Former England centre and ex-member of the RFU Council Simon Halliday:
"Whether [RFU acting chief executive] Martyn Thomas does or does not back Martin Johnson, he will not be around to offer that long-term backing anyway.
"He is the acting CEO because hopefully they are going to appoint another one.
"I put myself up a year ago as RFU chief executive as everyone knows and didn't get appointed. There is probably a time and a place for that sort of thing. The timing was right for me, it probably isn't now."
Former England captain and World Cup winner Lawrence Dallaglio in the Sunday Times:
"Last November's match against South Africa at Twickenham sticks in my mind
as does the Grand Slam showdown against Ireland in Dublin last March, because England's forwards were bullied in both games.
"That was an indication of a fundamental flaw. It comes from poor leadership and not enough mongrel in the pack, and also explains the slow starts.
"Until this is sorted, we will remain vulnerable against teams that play with a lot of physicality, but there is no easy solution. Having watched the team through the World Cup, it is clear there is no 'X-factor' for Johnson."
Former England hooker Brian Moore in the Daily Telegraph:
"Johnson's supporters point to the fact that [former England coach] Clive Woodward was not sacked when England went out of the 1999 World Cup in the quarter-finals.
"However, Woodward had only been in charge for two years and after four years England were starting their journey to the top of the world.
Woodward is performance director at the British Olympic Association
"Does this team, with another six months' experience, remotely resemble the Woodward team?
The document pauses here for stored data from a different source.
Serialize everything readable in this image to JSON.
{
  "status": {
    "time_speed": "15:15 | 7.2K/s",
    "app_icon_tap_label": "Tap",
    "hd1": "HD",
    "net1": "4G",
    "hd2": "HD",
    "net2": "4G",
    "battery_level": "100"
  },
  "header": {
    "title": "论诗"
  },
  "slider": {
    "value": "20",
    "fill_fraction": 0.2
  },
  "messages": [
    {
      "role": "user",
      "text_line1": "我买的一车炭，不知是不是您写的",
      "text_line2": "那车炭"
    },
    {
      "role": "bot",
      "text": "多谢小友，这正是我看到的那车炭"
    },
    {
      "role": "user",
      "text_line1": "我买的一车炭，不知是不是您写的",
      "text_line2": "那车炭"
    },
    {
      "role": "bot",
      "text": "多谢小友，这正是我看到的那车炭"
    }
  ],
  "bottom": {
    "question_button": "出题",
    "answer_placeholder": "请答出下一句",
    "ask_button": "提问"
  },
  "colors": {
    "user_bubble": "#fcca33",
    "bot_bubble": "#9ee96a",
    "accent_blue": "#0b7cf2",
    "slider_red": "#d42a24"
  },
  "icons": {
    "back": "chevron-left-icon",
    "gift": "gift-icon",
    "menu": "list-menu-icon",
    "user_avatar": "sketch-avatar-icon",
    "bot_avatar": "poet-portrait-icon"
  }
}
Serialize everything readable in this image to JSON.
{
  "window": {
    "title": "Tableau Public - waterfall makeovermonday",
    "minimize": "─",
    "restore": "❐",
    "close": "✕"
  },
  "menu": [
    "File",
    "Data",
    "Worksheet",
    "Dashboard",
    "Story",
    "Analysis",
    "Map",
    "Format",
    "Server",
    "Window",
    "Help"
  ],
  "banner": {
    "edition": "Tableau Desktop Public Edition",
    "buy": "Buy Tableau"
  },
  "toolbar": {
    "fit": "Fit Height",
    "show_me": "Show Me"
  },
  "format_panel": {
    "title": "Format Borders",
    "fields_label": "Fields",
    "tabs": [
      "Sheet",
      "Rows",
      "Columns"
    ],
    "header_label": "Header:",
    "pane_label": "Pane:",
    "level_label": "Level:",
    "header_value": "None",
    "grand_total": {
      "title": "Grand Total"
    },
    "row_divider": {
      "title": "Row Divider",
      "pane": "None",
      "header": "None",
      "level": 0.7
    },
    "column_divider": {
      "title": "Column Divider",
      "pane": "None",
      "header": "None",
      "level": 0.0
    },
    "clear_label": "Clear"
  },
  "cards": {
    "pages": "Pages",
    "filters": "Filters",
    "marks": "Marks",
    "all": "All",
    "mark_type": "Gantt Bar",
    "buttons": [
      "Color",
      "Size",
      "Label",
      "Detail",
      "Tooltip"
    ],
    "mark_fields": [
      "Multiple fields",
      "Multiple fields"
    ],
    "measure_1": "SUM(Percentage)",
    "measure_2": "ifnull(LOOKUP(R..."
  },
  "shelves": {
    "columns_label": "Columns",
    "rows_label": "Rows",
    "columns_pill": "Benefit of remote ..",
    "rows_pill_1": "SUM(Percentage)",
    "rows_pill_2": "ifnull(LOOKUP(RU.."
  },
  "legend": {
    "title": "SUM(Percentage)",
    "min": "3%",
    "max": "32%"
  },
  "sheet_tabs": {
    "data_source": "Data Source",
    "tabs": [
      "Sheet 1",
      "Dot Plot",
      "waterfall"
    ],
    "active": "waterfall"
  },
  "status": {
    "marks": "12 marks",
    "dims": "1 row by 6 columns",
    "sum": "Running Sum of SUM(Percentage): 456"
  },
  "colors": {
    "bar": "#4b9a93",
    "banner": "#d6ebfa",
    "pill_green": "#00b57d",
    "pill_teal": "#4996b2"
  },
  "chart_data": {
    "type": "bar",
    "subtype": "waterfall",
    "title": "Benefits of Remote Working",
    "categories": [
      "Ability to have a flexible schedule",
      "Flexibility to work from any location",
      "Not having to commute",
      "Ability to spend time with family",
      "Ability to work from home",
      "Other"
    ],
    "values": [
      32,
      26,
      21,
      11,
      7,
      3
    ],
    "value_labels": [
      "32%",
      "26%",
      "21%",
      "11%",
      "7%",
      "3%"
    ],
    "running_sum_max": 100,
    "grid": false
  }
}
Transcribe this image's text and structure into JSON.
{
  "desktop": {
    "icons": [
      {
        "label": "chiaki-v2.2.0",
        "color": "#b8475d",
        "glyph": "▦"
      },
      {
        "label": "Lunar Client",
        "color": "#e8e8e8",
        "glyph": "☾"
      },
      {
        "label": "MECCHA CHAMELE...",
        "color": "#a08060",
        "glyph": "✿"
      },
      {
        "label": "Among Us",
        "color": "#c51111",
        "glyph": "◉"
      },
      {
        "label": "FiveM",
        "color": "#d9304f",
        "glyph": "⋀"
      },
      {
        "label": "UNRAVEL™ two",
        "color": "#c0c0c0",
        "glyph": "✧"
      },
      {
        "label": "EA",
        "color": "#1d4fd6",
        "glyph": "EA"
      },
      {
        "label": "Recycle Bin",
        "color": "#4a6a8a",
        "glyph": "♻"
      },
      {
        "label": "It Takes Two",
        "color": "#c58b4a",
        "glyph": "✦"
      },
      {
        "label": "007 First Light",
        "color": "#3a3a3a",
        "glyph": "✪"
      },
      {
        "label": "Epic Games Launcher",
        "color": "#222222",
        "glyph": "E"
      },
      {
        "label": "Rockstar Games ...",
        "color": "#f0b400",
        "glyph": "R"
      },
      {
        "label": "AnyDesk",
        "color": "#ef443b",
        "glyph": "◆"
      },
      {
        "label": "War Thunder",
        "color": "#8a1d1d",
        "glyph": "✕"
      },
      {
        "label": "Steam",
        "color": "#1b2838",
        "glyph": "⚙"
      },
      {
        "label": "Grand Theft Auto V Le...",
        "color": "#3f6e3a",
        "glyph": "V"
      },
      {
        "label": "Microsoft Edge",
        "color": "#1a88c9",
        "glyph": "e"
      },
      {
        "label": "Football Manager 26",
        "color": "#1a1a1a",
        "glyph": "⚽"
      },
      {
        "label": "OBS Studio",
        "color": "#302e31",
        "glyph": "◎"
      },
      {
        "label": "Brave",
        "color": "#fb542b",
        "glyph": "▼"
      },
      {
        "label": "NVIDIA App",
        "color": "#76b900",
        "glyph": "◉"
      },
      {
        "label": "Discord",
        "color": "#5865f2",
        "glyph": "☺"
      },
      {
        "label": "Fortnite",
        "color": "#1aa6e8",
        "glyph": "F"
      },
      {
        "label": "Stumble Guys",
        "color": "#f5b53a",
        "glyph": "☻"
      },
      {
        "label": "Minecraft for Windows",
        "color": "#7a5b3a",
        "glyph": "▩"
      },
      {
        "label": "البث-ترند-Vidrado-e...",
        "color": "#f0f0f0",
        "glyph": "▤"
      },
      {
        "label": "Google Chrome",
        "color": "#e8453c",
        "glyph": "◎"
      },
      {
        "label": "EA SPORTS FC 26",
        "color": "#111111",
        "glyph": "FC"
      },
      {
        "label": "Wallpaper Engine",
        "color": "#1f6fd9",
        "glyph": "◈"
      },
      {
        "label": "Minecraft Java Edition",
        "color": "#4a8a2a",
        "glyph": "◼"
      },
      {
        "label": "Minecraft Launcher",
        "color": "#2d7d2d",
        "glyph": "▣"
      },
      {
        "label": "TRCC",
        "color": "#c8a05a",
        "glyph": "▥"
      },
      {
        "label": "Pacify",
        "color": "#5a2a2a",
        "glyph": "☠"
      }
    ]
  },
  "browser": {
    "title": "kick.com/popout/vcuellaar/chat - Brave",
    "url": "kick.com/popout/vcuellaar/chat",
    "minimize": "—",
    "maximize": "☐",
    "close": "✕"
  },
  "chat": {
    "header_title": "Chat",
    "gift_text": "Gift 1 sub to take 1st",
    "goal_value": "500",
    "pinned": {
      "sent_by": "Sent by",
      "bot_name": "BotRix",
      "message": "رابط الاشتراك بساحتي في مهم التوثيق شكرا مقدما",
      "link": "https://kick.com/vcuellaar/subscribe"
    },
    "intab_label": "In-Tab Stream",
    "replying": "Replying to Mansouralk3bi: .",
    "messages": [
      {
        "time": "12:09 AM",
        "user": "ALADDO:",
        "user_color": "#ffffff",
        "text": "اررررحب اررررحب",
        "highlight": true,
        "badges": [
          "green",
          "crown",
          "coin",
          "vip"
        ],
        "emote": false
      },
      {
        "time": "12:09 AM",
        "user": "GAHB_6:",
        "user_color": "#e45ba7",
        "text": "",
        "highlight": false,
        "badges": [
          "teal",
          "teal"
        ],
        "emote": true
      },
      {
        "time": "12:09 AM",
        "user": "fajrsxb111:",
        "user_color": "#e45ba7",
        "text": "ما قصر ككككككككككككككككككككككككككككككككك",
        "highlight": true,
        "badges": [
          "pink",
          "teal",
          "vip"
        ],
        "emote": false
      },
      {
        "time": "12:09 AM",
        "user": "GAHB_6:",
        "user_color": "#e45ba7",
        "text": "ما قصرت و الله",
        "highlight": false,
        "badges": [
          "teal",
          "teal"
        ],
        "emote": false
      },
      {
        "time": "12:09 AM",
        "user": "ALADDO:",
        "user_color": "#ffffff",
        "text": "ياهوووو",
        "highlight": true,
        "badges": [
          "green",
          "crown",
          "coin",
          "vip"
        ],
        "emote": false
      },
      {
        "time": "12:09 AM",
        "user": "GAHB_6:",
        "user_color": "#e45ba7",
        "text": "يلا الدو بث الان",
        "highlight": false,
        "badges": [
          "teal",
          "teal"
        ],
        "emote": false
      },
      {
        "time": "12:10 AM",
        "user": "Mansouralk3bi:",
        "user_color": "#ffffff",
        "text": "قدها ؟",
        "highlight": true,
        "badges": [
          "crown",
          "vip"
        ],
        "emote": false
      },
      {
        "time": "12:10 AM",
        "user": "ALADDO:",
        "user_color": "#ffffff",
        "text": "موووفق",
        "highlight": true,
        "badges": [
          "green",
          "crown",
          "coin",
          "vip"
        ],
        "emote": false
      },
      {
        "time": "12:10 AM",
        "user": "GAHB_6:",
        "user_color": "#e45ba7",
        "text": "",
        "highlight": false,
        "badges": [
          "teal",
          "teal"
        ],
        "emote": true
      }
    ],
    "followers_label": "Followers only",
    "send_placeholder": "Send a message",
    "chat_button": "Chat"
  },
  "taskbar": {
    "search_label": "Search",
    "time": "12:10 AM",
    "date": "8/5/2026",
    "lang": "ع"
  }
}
Indeed, are England substantially further forward since Johnson took over?
"Some say his players let him down, but he chose them and set the boundaries and if, as has turned out, they were too lax, that is his fault.
"Johnson's overall record is played 38, won 21, lost 16, drawn one.
"The statistics for John Wells and Mike Ford, the respective forwards and defence coaches, are: played 68, won 34, lost 33, drawn one, points for 1,439, against 1,403. Against Tri-Nations teams it is played 22, won 4, lost 18, points for 301, against 670.
"Johnson would not have accepted such figures as a captain and player and he, Wells and Ford have to accept that an unsentimental, non-personal review of their performance must conclude they go."
Former England second row Paul Ackford in the Daily Telegraph:
"Shocking. Not because England lost a World Cup quarter-final against a rejuvenated French outfit.
There is no disgrace in that.
"The expectation which sits on the shoulders of English teams in any sport is always ridiculously over inflated. Shocking because this group of players has not progressed one bit in this tournament.
"That's the accusation which is most difficult to duck."